Russian President Vladimir Putin looks through a window of a research bathyscaphe while submerging into the waters of the Black Sea during an expedition near Sevastopol, Crimea, on August 18, 2015. Crimea has been under Greek, Roman, Byzantine, Mongol, Ottoman, Russian imperial and Ukrainian rule. Alexei Nikolsky/RIA Novosti/Kremlin/Reuters

Dunayev said his researchers would work to determine the approximate date of the ship's sinking. The Neptune expedition is funded via a presidential grant for the wider Crimea: A Crossroads of Civilizations project that launched in May and was set to conclude in October. From antiquity through the modern era, the Crimean Peninsula has been settled and ruled by a number of civilizations, including the Greeks, the Romans, Byzantines, the Mongols and the Ottomans.

The Romans controlled Crimea from 47 B.C. to around 340 A.D. and potential Roman ruins from the Black Sea were believed to have washed up in February on the shores of Turkey, which was also controlled by the Roman Empire around the same era. In September, an international expedition known as the Black Sea Maritime Project revealed dozens of Roman, Byzantine and Ottoman ships preserved in the waters of the Black Sea's low-oxygen dead zone off the coast of Bulgaria.

Dunayev has also previously been involved in major discoveries off the coast of Crimea. In 2015, his team found a suspected Byzantine-era ship that he said, if verified, could become "one of the biggest known finds to date," according to the Agence France-Presse. The discovery came just over a year after Crimea had switched hands once again in a controversial referendum opposed by Ukraine and the West in 2014.

Russia seized Crimea from the Ottoman Empire in the 18th century and held it for ages until transferring it to the Soviet satellite state of Ukraine in the 1950s. Ukraine retained control of Crimea as an autonomous republic after the collapse of the Soviet Union in the 1990s, but Russia retook the region four years ago in the wake of a political uprising that saw Ukrainians oust a pro-Kremlin leader.

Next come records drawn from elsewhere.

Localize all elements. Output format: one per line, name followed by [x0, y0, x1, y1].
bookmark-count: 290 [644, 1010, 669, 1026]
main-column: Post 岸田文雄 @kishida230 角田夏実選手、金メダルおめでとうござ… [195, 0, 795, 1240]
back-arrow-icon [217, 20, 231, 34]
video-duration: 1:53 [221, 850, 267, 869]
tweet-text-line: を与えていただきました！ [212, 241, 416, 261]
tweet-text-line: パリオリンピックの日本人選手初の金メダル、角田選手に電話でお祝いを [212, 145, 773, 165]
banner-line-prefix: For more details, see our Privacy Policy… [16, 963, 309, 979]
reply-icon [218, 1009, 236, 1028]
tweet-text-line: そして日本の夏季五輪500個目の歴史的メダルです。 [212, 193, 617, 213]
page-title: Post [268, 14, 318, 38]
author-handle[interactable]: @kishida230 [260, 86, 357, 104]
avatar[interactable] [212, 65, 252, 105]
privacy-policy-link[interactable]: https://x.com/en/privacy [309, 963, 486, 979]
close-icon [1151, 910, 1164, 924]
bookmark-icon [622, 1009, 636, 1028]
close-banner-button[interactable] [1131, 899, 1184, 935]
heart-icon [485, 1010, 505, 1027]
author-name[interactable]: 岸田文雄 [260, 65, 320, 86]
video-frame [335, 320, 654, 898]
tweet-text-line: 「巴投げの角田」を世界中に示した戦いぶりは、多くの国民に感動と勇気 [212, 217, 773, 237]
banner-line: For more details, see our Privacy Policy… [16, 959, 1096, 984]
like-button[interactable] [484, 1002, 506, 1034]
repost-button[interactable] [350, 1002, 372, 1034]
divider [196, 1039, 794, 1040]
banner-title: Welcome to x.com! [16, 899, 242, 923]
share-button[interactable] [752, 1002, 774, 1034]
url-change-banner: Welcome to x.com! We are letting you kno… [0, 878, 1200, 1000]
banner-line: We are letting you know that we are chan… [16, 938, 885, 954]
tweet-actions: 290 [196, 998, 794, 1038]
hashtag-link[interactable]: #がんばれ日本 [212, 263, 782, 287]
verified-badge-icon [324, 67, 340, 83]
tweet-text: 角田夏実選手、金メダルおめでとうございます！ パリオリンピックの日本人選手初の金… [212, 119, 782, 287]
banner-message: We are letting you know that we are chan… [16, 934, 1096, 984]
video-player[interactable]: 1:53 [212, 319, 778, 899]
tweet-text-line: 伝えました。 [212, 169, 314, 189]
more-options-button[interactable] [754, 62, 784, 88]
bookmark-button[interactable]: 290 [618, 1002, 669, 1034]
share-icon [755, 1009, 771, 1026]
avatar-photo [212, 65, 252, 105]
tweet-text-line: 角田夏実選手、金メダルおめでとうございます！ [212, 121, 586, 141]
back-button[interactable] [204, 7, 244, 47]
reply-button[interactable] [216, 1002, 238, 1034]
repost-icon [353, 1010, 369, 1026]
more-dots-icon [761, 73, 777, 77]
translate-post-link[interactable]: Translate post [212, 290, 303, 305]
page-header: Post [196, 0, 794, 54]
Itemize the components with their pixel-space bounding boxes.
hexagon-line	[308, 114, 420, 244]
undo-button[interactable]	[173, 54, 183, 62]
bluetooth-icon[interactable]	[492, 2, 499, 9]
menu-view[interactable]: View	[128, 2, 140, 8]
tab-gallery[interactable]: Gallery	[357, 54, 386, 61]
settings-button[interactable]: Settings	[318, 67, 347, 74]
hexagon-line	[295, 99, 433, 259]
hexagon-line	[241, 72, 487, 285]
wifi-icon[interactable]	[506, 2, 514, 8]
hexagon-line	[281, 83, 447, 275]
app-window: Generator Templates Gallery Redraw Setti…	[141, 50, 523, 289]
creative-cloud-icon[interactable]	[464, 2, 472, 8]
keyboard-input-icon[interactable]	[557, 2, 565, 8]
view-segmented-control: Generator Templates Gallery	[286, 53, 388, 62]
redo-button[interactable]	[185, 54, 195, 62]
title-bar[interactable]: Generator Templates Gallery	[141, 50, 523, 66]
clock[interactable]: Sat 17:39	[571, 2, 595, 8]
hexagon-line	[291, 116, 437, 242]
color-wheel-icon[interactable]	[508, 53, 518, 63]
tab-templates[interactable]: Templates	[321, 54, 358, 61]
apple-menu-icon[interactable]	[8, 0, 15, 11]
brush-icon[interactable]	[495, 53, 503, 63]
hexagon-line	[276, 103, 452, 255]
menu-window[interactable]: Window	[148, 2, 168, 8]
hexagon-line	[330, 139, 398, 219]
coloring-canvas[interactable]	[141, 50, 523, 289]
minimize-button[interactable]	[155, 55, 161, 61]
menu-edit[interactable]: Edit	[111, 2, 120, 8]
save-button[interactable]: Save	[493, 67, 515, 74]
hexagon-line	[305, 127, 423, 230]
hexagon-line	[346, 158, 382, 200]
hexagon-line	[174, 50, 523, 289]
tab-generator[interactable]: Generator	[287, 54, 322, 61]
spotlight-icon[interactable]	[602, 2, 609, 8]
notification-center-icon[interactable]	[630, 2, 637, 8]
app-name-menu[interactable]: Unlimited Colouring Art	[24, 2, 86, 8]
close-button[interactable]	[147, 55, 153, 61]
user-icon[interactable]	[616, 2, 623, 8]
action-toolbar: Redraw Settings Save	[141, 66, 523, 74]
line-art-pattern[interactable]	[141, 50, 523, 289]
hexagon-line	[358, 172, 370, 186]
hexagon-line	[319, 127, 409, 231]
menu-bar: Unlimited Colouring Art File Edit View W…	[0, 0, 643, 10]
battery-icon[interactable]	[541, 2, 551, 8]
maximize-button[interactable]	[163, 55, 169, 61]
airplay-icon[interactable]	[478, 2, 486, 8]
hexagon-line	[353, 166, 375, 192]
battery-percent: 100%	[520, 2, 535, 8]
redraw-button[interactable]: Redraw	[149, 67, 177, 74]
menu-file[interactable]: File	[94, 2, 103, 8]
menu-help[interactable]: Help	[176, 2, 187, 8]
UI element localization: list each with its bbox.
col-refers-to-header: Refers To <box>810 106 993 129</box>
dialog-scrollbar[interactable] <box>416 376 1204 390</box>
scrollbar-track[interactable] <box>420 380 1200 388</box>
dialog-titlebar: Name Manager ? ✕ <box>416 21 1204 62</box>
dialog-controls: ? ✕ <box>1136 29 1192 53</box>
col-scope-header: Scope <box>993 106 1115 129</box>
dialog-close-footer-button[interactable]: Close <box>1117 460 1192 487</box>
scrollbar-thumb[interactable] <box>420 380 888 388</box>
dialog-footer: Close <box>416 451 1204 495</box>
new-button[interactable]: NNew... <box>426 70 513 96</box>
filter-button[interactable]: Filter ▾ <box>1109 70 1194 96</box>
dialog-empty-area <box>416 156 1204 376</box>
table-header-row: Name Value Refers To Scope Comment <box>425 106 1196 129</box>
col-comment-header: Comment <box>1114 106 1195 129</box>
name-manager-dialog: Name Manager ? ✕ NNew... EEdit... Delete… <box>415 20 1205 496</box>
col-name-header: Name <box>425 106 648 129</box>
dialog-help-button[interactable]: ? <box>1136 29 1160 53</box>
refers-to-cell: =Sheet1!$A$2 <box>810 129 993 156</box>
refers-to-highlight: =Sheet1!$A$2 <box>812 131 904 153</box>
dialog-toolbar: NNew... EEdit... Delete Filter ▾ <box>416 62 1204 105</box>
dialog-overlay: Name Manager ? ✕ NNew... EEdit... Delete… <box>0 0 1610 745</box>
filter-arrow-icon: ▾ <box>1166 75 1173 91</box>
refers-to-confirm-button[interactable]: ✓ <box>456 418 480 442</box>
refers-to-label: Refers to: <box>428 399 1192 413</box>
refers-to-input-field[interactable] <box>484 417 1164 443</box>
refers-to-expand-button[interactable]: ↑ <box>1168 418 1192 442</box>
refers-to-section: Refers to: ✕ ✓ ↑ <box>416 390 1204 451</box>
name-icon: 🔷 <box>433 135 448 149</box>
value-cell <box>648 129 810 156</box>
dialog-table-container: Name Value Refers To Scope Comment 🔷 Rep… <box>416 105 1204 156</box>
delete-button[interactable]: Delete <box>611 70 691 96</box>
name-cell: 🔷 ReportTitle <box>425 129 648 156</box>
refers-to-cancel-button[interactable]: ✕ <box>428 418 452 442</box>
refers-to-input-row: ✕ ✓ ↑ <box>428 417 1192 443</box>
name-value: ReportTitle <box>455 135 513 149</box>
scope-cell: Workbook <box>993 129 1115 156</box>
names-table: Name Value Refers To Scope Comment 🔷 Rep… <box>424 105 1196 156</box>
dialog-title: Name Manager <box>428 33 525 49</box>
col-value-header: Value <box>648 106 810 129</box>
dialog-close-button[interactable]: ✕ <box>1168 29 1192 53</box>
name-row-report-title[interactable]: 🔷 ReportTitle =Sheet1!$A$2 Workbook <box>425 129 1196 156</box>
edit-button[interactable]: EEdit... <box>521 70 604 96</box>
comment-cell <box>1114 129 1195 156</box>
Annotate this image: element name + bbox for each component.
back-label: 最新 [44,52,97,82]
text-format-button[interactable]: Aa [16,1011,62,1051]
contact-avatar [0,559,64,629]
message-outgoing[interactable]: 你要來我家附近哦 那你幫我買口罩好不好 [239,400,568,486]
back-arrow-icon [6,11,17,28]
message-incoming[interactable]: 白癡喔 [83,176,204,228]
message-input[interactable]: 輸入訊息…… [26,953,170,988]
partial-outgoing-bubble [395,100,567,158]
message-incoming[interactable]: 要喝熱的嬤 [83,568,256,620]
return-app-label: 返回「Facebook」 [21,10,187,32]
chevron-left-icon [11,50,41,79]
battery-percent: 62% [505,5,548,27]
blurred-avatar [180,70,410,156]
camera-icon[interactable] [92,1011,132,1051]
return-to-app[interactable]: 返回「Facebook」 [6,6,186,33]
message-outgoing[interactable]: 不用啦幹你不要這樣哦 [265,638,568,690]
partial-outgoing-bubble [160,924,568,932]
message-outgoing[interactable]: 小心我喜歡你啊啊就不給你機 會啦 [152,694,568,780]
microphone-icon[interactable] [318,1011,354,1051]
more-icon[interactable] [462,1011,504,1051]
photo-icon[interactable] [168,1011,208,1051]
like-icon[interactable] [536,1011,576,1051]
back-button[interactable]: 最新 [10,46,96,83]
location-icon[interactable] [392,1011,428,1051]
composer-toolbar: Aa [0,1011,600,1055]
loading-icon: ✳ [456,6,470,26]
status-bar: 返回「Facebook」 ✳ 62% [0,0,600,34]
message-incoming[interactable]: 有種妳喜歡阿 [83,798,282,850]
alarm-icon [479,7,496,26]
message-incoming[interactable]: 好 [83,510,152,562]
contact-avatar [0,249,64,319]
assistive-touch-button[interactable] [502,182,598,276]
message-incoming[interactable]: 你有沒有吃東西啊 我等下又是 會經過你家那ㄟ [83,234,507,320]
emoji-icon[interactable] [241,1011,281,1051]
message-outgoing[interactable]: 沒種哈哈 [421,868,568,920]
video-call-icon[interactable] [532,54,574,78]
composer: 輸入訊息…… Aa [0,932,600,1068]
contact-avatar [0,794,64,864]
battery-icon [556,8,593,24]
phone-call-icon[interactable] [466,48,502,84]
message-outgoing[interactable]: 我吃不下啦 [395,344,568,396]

Moscow argued that the unrest threatened Crimea's majority-Russian ethnic population, but U.S.-led Western military alliance NATO and its allies accused Russia of violating Ukraine's sovereignty. The U.S. and its European allies have imposed sanctions against Russia over its continued control of Crimea and the issue has been a major point of divergence for President Donald Trump and Russian President Vladimir Putin.